Raspberry Pi has announced that its cheap camera module will become available in April for $25, and, to mark the occasion, it is giving away 10 free pre-production units.
Raspberry Pi, the maker of the $35 and $25 computers, has recently announced that it would release a $25 camera module “soon”. The project is nearing its completion as the camera modules have finally entered into production, giving the engineers enough time to refine the software.
Raspberry Pi opens “pre-production camera board” contest
The company confirmed that the camera boards are going to become available for sale in April 2013 for the aforementioned price of $25. However, Raspberry Pi has 10 pre-production units to give away to creative photographers and developers.
The contest is seeking people with creative minds, said Community Manager Liz Upton. The 10 pre-production boards work just fine, though they are not running the final software. This is why Raspberry Pi has decided to give away the boards, while it continues to tweak the software.
Director of Engineering Gordon Hollingworth is in charge of the contest and he is waiting for your emails at firstname.lastname@example.org until March 12.
Liz Upton revealed a few ideas that may give photographers, developers, engineers or whoever will participate a better chance at winning the competition. The idea list includes facial recognition, combining two cameras together to capture 3D photos, and writing a software to allow the camera to “know” when an object, that should not be there, gets into the frame.
On a side note, Upton confirmed that another unit will be sent to Dave Akerman, who recently sent a TARDIS into space with the help of a Raspberry Pi-powered weather balloon.

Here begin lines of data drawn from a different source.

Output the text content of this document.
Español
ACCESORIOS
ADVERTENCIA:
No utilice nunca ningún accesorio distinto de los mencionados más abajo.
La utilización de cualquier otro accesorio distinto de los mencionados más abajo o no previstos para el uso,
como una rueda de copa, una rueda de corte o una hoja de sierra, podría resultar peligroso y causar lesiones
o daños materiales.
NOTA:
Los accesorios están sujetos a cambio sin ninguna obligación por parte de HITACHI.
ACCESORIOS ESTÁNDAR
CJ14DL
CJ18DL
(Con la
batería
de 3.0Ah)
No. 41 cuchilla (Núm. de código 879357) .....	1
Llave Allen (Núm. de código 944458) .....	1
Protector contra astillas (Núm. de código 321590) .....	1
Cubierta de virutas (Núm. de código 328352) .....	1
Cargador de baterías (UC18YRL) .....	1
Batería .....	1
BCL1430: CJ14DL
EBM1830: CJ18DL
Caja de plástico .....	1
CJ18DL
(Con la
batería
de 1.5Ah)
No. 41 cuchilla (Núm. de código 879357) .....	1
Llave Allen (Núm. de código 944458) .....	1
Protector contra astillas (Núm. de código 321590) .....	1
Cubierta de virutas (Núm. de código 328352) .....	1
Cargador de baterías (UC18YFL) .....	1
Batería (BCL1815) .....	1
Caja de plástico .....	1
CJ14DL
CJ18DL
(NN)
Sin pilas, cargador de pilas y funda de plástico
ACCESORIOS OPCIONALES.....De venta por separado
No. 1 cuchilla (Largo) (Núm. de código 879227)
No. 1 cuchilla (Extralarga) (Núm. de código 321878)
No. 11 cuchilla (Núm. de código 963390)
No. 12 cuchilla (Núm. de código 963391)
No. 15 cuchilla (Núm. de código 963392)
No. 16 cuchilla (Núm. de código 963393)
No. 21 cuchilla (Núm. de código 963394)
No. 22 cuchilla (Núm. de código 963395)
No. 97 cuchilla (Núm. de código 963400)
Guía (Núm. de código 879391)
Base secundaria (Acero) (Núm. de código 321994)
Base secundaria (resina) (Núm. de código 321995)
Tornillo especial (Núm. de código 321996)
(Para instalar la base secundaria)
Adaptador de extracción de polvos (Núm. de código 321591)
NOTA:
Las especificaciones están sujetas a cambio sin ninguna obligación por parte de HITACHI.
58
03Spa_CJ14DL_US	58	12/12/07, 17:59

$25 camera module can capture 5MP images
The Raspberry Pi camera module project started with a 14-megapixel image sensor, but the foundation scrapped the plans because of the costs. Nowadays, the final version consists of a 5-megapixel sensor, codenamed OV5647, and supplied by OmniVision.
The “device” itself measures 8 x 8 x 4mm and it can be attached to Raspberry Pi computers using a special ribbon cable.
Pi’s image sensor can capture 2592 x 1944 resolution photos and can record full HD 1080p videos.